HISTORY, CARE, AND HANDLING OF AMERICA'S SPACESUITS: PROBLEMS IN MODERN MATERIALS

MARY T. BAKER, & ED MCMANUS



4 RECOMMENDATIONS FOR STORAGE AND EXHIBITION

At the present time, spacesuits that are not on loan or exhibit are stored at the Garber Facility, where a large environmentally controlled “Bally Box” (a large, walk-in refrigerator constructed by Bally Case and Cooler, Inc.) has been constructed in one of the buildings. The relative humidity is maintained at 45% and the temperature at 50F. The parameters were established prior to any materials research and represent a “best guess.” These conditions are considered to be acceptable for the present; further research will enable NASM to determine optimal parameters. The suits are stored in large double-door metal storage cabinets. Each suit rests horizontally on a shelf within the cabinet. The suits are stuffed with an inert material, spun polyester, to maintain their shape.

While these conditions represent a vast improvement to the previous conditions, there are still problems. It is known that certain spacesuit materials become brittle with time, even at reduced temperatures and stable relative humidities. Therefore, proper support for objects and minimal handling are very important. It is also known that other materials such as polyvinyl chloride will continue to degrade and to lose plasticizer, thereby contributing to the degradation of surrounding plastics.

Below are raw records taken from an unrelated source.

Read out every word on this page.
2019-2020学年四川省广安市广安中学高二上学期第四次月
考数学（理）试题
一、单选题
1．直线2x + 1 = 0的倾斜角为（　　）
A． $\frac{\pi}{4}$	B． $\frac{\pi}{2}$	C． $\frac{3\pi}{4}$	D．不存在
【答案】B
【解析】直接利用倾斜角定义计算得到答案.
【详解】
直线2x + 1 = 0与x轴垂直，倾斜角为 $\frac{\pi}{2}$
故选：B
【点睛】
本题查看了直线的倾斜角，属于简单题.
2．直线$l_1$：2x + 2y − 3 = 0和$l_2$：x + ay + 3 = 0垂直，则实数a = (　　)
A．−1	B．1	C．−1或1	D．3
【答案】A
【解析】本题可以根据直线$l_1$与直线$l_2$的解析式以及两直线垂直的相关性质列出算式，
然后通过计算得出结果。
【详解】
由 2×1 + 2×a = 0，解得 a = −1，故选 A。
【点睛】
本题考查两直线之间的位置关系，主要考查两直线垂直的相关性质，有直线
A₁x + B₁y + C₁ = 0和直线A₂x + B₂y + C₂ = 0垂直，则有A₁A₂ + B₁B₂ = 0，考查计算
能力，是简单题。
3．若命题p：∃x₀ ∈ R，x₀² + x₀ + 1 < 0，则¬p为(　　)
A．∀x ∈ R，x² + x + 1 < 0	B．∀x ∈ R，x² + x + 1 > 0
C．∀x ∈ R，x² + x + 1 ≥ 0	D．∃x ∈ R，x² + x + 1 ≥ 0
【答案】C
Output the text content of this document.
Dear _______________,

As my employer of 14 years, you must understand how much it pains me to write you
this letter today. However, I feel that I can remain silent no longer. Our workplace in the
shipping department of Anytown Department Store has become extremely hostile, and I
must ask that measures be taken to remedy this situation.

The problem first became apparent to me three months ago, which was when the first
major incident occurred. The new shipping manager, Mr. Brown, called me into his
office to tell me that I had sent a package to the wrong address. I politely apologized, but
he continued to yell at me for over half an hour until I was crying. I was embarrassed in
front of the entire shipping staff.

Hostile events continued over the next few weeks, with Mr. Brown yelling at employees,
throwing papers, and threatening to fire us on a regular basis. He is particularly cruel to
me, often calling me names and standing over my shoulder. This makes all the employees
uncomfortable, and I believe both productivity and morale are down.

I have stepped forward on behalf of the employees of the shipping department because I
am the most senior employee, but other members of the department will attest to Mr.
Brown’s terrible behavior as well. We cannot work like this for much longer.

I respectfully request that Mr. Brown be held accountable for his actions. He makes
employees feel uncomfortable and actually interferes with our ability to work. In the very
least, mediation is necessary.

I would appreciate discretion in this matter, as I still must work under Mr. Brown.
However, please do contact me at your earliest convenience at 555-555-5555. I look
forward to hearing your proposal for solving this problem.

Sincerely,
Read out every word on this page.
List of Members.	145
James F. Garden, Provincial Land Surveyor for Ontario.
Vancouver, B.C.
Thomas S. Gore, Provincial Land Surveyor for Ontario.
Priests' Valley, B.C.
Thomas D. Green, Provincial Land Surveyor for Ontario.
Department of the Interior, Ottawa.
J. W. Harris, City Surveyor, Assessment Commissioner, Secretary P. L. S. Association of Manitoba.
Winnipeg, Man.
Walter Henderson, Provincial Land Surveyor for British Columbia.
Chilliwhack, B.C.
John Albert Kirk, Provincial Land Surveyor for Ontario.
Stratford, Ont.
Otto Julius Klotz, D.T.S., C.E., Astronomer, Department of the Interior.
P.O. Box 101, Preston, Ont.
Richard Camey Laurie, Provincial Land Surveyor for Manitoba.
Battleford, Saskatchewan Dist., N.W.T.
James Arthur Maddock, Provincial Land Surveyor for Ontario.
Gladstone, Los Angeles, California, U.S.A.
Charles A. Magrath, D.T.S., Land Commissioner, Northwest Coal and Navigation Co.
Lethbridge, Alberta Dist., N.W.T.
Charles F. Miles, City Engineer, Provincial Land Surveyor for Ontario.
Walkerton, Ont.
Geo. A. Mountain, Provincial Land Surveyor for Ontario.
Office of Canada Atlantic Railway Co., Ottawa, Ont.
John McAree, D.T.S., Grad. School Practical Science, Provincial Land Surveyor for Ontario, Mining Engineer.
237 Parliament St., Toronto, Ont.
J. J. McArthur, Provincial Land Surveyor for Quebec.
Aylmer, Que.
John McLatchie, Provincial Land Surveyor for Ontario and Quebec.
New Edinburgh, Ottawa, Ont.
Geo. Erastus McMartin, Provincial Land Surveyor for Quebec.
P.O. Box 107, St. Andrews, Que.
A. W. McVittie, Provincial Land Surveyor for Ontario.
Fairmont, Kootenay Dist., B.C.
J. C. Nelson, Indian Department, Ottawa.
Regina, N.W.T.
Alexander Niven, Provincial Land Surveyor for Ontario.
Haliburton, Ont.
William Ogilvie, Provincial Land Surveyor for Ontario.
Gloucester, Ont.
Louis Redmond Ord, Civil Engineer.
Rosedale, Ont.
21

Specific recommendations include:

  1. Preventive Conservation. Museums that have spacesuits in their collections or loan spacesuits to other museums should require that exhibit conditions meet the standards for materials that are moderately sensitive to visible light, which is an accumulated lifetime of 60,000 to 180,000 footcandle hours. This is approximately two to four years of exhibit time at 10 footcandles. Relative humidity should be maintained at approximately 45%. Spacesuits should not be exposed to UV radiation. If these conditions cannot be maintained, a reproduction spacesuit should be substituted for the original. Original spacesuits should not be placed on permanent exhibit.
  2. Loan Policy. Spacesuits should be loaned for reasonable periods of time, between three to five years. Spacesuit loans should not be extended beyond ten years. The loan agreement should identify the environmental requirements and the method of support and include the option to recall the loan if conditions cannot be met.
  3. Conservation Assessment. Conservation condition reports and photography should be prepared to document the existing condition of each suit.
  4. Supports. A spacesuit mannequin support system similar to the one discussed by textile conservators Ballard and Pledger (1989) should be required for each suit going on exhibit. The system consists of an inner structure of aluminum tubes articulated at faceted nodules. Aluminum bands give additional support and shape to the torso. This structure can be changed to achieve various postures. The aluminum framework supports segments of heavy gauge polyester screening covered with mattress padding and a tightly woven fabric that contribute form and support to each suit. This system permits adjustments that ensure proper fit. It is also comprised of inert materials.
  5. Research. We need to gather historic information about the design, construction, and testing of spacesuits. Time is of the essence because some of the companies that were involved with spacesuit research and development no longer exist, and the individuals who conducted that research are growing older. Materials research is also important to the understanding of the deterioration process. This information will enable us to develop better exhibit and storage strategies.